Thursday, 10 August 2017

Amber Rudd breaks the irony meter

The UK Home Secretary, Amber Rudd, is no fan of encryption. She's said that 'real' people don't need  encryption as an argument against secure communications apps such as Whisper System's Private Messaging service Signal, which uses end-to-end (e2e) encryption meaning that not even the operators themselves can intercept their users' messages.

It's ironic, then, that she has fallen victim to a prank which would not have been possible if she - presumably a real person - had used encryption.

The now-notorious email prankster known as Sinon Reborn set up an email address in the name of
Theresa May's communications chief, Robbie Gibb.  Reborn emailed Rudd's parliamentary email address and she replied from a private address.
“I managed to speak to a home secretary with relative ease on her personal email address,” Reborn told the Guardian. “I replied again saying: ‘Don’t you think you should be more aware of cyber security if you are home secretary?’ and I never got a reply from that.”
This ought to be embarrassing for any cabinet member. I'm sure there are numerous guidelines and memos on this, especially as Reborn has pulled the same trick on other high profile figures:
The same hoaxer has tricked the son of the US president, Eric Trump, the next US ambassador to Russia, Jon Huntsman Jr, and the former White House communications chief Anthony Scaramucci, sparking an investigation in Washington into cyber-security. He has also duped the governor of the Bank of England, Mark Carney, and Barclays boss Jes Staley by setting up fake email accounts.
It's especially embarrassing for the minister who is supposed to be in charge of cyber-security.

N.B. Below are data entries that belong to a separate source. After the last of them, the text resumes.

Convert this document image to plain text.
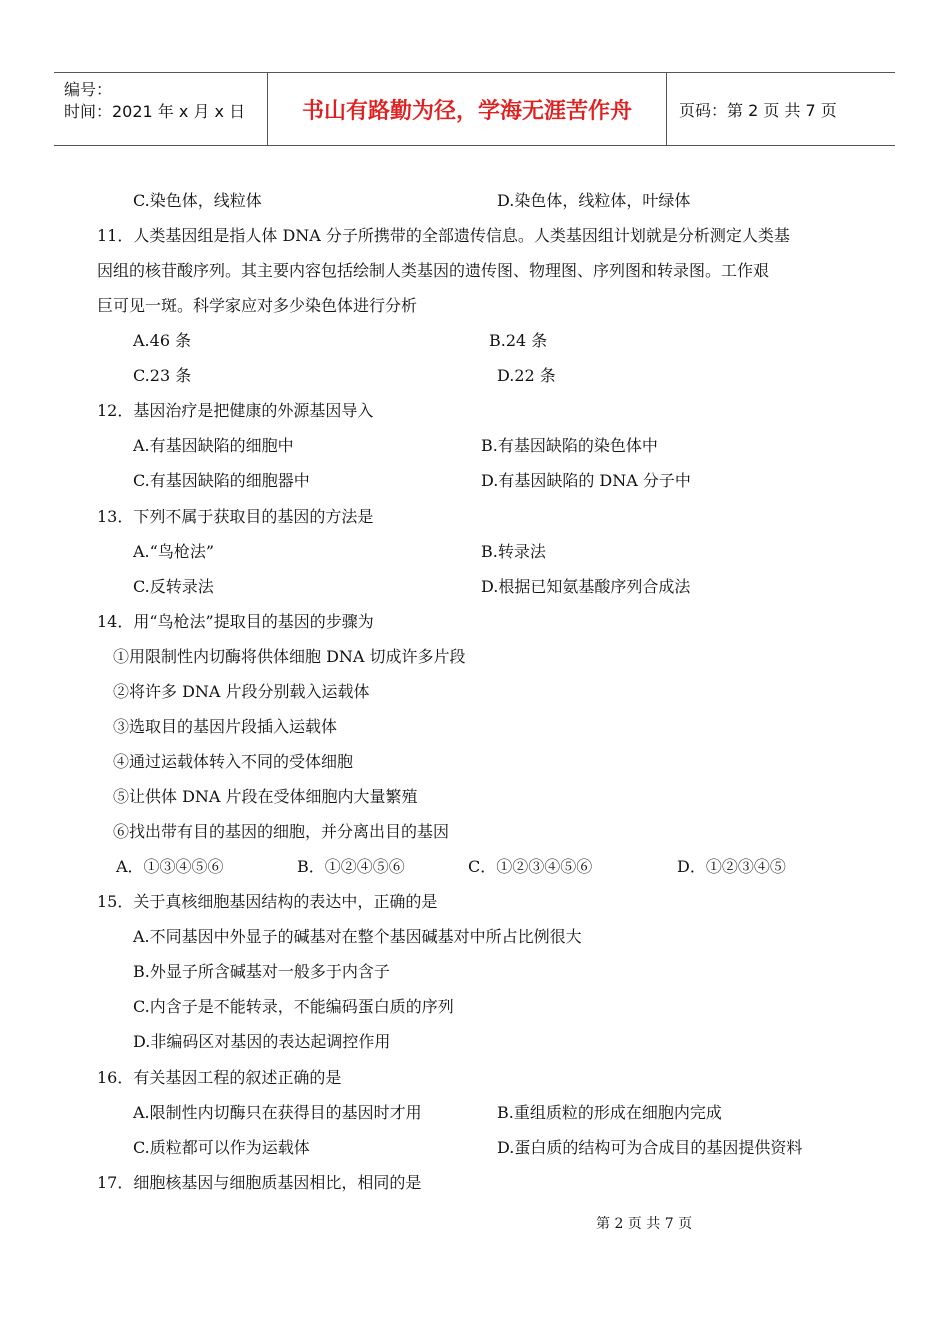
编号：
时间：2021 年 x 月 x 日	书山有路勤为径，学海无涯苦作舟	页码：第 2 页 共 7 页
C.染色体，线粒体	D.染色体，线粒体，叶绿体
11．人类基因组是指人体 DNA 分子所携带的全部遗传信息。人类基因组计划就是分析测定人类基
因组的核苷酸序列。其主要内容包括绘制人类基因的遗传图、物理图、序列图和转录图。工作艰
巨可见一斑。科学家应对多少染色体进行分析
A.46 条	B.24 条
C.23 条	D.22 条
12．基因治疗是把健康的外源基因导入
A.有基因缺陷的细胞中	B.有基因缺陷的染色体中
C.有基因缺陷的细胞器中	D.有基因缺陷的 DNA 分子中
13．下列不属于获取目的基因的方法是
A.“鸟枪法”	B.转录法
C.反转录法	D.根据已知氨基酸序列合成法
14．用“鸟枪法”提取目的基因的步骤为
①用限制性内切酶将供体细胞 DNA 切成许多片段
②将许多 DNA 片段分别载入运载体
③选取目的基因片段插入运载体
④通过运载体转入不同的受体细胞
⑤让供体 DNA 片段在受体细胞内大量繁殖
⑥找出带有目的基因的细胞，并分离出目的基因
A．①③④⑤⑥	B．①②④⑤⑥	C．①②③④⑤⑥	D．①②③④⑤
15．关于真核细胞基因结构的表达中，正确的是
A.不同基因中外显子的碱基对在整个基因碱基对中所占比例很大
B.外显子所含碱基对一般多于内含子
C.内含子是不能转录，不能编码蛋白质的序列
D.非编码区对基因的表达起调控作用
16．有关基因工程的叙述正确的是
A.限制性内切酶只在获得目的基因时才用	B.重组质粒的形成在细胞内完成
C.质粒都可以作为运载体	D.蛋白质的结构可为合成目的基因提供资料
17．细胞核基因与细胞质基因相比，相同的是
第 2 页 共 7 页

And even more so given her strong anti-encryption stance. If MPs and government staff used encryption, then Rudd could have verified that the email was really from Gibb.
A Home Office source confirmed that the exchange had taken place, but said Rudd does not use her personal email address to discuss government business. “As the email exchange shows, she rapidly established that this was a hoax and had only exchanged pleasantries up to that point.”
That, of course, is not the point. It was still a security breach and a national embarrassment. That it happened to the minister who is supposed to lead us through an age of rising cyber-crime is also terrifying.